Als het bestuursorgaan het notificatiebericht niet heeft verzonden, dan kan de overschrijding van een termijn die is aangevangen met de verzending van het bericht, waarop de kennisgeving betrekking heeft, niet worden tegengeworpen aan de geadresseerde. Het onderwerp van de verschoonbare termijnoverschrijding is geregeld in artikel 2:22 Awb (Wetsontwerp 35261).

 

Verzending aan een bestuursorgaan

Vertrekpunt is het onderscheid tussen officiële berichten en niet-officiële berichten. Zie de artikelen        2:13 en 2:14 Awb (Wetsontwerp 35261). De relevantie van het onderscheid is dat een bestuursorgaan een verzonden elektronisch bericht van de zijde van de geadresseerde niet mag weigeren in geval van een officieel bericht (denk aan bijvoorbeeld aanvragen, zienswijzen en bezwaar- en beroepschriften in de Awb).

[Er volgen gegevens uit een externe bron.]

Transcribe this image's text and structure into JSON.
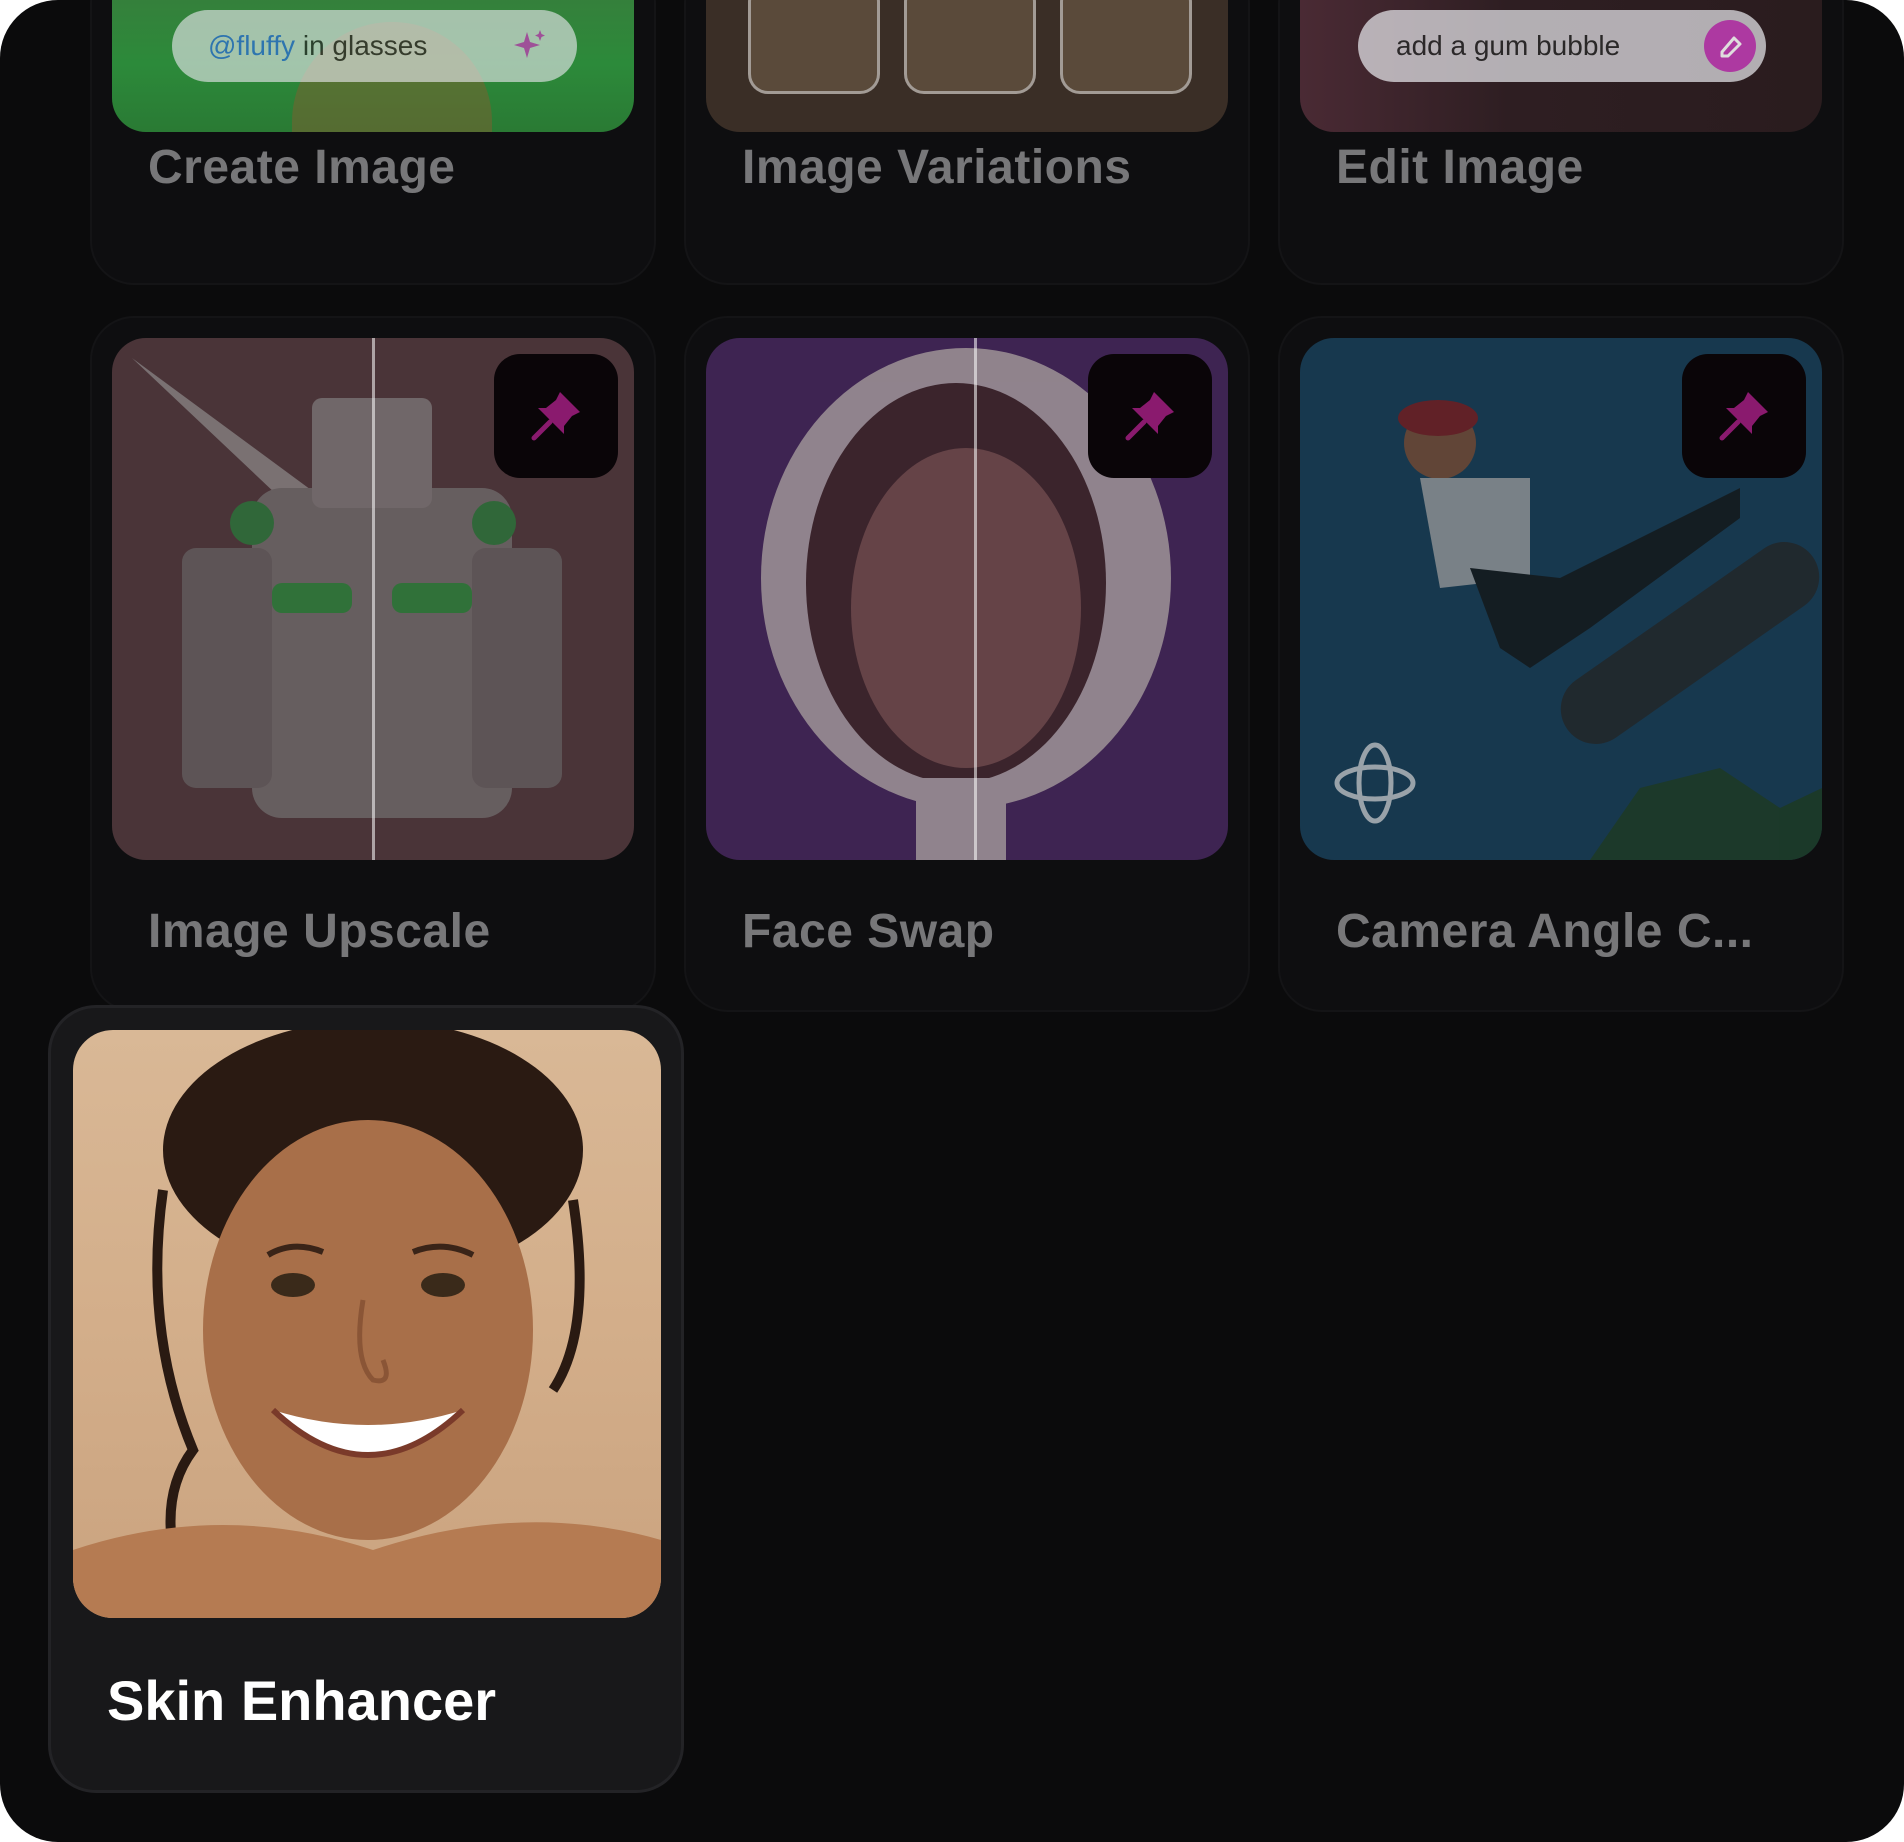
{
  "tools": [
    {
      "title": "Create Image",
      "prompt": {
        "mention": "@fluffy",
        "text": " in glasses"
      }
    },
    {
      "title": "Image Variations"
    },
    {
      "title": "Edit Image",
      "prompt": {
        "text": "add a gum bubble"
      }
    },
    {
      "title": "Image Upscale"
    },
    {
      "title": "Face Swap"
    },
    {
      "title": "Camera Angle C..."
    }
  ],
  "selected_tool": {
    "title": "Skin Enhancer"
  },
  "colors": {
    "background": "#0b0b0c",
    "card": "#0e0e10",
    "selected_card": "#18181a",
    "pin_accent": "#8a1a6e",
    "mention": "#2e6fd6",
    "edit_accent": "#c43fb8"
  },
  "icons": {
    "pin": "pushpin-icon",
    "sparkle": "sparkle-icon",
    "eraser": "eraser-icon",
    "camera_rotate": "camera-rotate-icon"
  }
}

Bij wettelijk voorschrift of bij besluit van het bestuursorgaan kan met betrekking tot de verschillende typen berichten verschillende wijzen van verzending worden aangewezen. Toetsingscriterium is het aanwijzen van een betrouwbare en vertrouwelijke manier van verzenden. Is daarmee gezegd dat sociale media, zoals Facebook en Whatsapp, afvallen als bron voor het voldoende betrouwbaar en vertrouwelijk verzenden van elektronische berichten? Resteren dus slechts alternatieven, zoals berichtenboxen en ‘pre filled’ webformulieren, opgesteld door het bestuursorgaan en die versleuteld moeten worden verstuurd naar datzelfde bestuursorgaan?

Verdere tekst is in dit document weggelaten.